More broadly, Sophos research suggests that generative AI plays an important role in handling security events in SOCs, so defenders can better manage their workloads and detect threats faster.
Identifying malicious activity
The announcement comes as more security teams struggle to keep up with the volume of alerts generated by tools across the network, with 70% of SOC teams reporting that their home lives are emotionally affected by their work managing IT threat alerts.
"One of the growing challenges in security operations centers is the sheer volume of incoming 'noise,'" said Sean Gallagher, principal threat researcher at Sophos. “There are too many notifications and detections to sort through, and many companies are struggling with limited resources. We've proven that with something like GPT-3, we can simplify some labor-intensive proxies and give back valuable time to defenders.”
The Sophos pilot demonstrates that security teams can use "multiple learning" to train the GPT-3 language model with just a handful of data samples, without the need to collect and process large amounts of pre-classified data.

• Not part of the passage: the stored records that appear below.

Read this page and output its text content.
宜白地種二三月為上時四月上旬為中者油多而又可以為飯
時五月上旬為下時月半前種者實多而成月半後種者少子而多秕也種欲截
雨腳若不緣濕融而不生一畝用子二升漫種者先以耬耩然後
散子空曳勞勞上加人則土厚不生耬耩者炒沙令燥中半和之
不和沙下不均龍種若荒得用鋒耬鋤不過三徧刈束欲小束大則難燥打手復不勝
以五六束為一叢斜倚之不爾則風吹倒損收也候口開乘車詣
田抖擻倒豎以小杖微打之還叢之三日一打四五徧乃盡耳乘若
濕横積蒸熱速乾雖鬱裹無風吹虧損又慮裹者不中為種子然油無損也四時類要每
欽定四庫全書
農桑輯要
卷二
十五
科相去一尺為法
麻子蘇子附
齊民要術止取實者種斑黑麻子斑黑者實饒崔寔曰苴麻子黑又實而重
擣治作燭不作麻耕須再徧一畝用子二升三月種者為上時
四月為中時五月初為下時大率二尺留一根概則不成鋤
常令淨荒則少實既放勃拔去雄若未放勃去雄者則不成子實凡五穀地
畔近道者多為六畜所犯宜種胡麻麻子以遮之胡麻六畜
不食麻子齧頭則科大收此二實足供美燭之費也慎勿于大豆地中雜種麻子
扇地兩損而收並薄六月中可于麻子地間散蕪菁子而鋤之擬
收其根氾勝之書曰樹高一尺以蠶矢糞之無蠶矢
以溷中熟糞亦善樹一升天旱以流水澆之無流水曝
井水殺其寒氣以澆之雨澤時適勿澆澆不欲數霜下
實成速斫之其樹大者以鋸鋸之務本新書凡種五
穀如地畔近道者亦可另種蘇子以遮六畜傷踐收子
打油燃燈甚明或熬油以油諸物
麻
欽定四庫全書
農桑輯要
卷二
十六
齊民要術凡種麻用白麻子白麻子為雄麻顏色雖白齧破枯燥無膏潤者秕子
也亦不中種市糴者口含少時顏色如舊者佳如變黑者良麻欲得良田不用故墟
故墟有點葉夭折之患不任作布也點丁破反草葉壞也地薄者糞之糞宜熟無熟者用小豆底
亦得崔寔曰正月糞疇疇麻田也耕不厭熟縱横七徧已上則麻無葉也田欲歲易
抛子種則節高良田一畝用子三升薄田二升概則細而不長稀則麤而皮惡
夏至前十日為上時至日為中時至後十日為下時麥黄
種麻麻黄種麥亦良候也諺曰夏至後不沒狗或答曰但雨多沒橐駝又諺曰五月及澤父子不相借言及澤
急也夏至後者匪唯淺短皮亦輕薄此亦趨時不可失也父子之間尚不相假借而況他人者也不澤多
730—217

Using ChatGPT as a cybersecurity co-pilot
In the study, researchers deployed a natural language query interface where a security analyst could filter data collected by security tools for malicious activity by entering plain-text queries in English.
For example, a user could enter a command like "show me all processes named powershelgl.exe that were run by root" and generate XDR-SQL queries from them without having to understand the underlying database structure.
This approach gives defenders the ability to filter data without having to use programming languages like SQL, while offering a "co-pilot" to help reduce the burden of manually searching for threat data.
"We are already working to incorporate some prototypes into our products and have made the results of our efforts available on our GitHub for those interested in testing GPT-3 in their own analytical environments," said Gallagher. "We believe that in the future, the GPT-3 may very well become the standard co-pilot for security experts."
It's worth noting that the researchers also found that using GPT-3 to filter threat data was much more effective than using other alternative machine learning models. With the release of GPT-4 and its superior processing capabilities, it's likely to get even faster with the next iteration of generative AI.
While these pilots remain in their infancy, Sophos has published the results of its spam filtering and command-line analysis tests on the SophosAI GitHub page for other organizations to follow suit.
Post a Comment
you have any problem , please let me know.